Nel documento non ci si nasconde, peraltro, la gravità e la complessità delle questioni in gioco: «Il problema dello sviluppo del Mezzogiorno non ha solo un carattere economico, ma rimanda inevitabilmente a una dimensione più profonda, che è di carattere etico, culturale e antropologico: ogni riduzione economicistica – specie se intesa unicamente come “politica delle opere pubbliche” – si è rivelata e si rivelerà sbagliata e perdente, se non perfino dannosa». E si menzionano, più specificamente, alcuni punti particolarmente delicati di questo quadro: «Cultura del bene comune, della cittadinanza, del diritto, della buona amministrazione e della sana impresa nel rifiuto dell’illegalità» (n.16).

Ma per sciogliere simili nodi bisogna fare i conti con le tendenze culturali oggi dominanti in tutto il Paese, tendenze che, invece di fungere da antidoto alle antiche ferite del Meridione, ne esasperano la virulenza. Al Sud, osserva il documento, da sempre «erano largamente presenti, accanto a valori di umanità e di religiosità autentici, forme di particolarismo familistico, di fatalismo e di violenza che rendevano problematica la crescita sociale e civile. Su questo terreno arcaico ha fatto irruzione la modernità avanzata che, paradossalmente, ha potenziato quegli antichi germi innestandovi la nuova mentalità, segnata dall’individualismo e dal nichilismo» (n.6).

In questo senso, la questione meridionale riguarda tutto il Paese. Perciò non c’è posto, ormai, né per un assistenzialismo controproducente né per miope egoismo regionalistico. «Proprio per non perpetuare un approccio assistenzialistico alle difficoltà del Meridione, occorre promuovere la necessaria solidarietà nazionale» (n.8).

Da questo punto di vista, osservano i vescovi, «costituirebbe una sconfitta per tutti, se il federalismo accentuasse la distanza tra le diverse parti d’Italia». In alternativa a certe logiche oggi diffuse, occorre puntare su un «federalismo solidale» (ivi), fondato sull’impegno di tutto il Paese, che stimoli le classi dirigenti del Sud, primi fra tutti gli amministratori e i politici, ad assumersi le proprie responsabilità.

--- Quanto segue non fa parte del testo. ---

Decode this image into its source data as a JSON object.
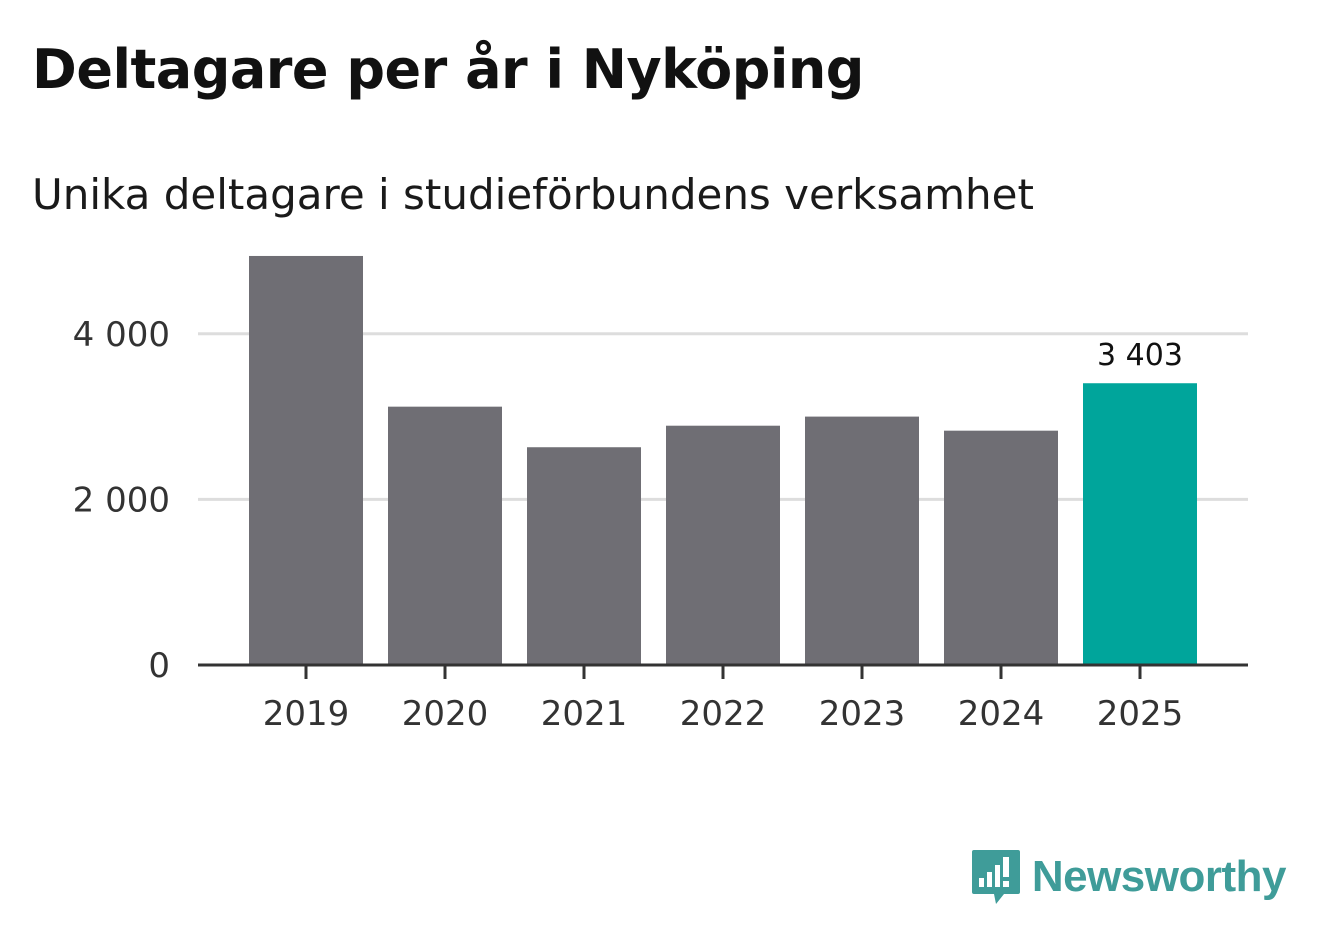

Anche la comunità cristiana sa di dover fare sempre più coerentemente la propria parte. A proposito, per esempio, della posizione verso la criminalità organizzata, «si deve riconoscere», nota il documento, «che le Chiese debbono ancora recepire sino in fondo la lezione profetica di Giovanni Paolo II e l’esempio dei testimoni morti per la giustizia» (n.9). Ma, soprattutto, esse sono chiamate a dare il loro essenziale contributo, con la loro pastorale ordinaria, prima ancora che con singole denunzie, ad «un grande progetto educativo» (n.16) che affronti alla radice, partendo dalla formazione delle persone, il problema culturale di cui si parlava sopra. È una sfida su cui si gioca la credibilità della logica dell’incarnazione. Il Vangelo non può restare confinato tra le mura e i riti dei templi, come troppo spesso è accaduto, lasciando che fuori di essi la società civile sia dominata da derive perverse. Per il riscatto del Sud occorre una profonda trasformazione della pastorale, e questo documento ne può costituire il punto di partenza.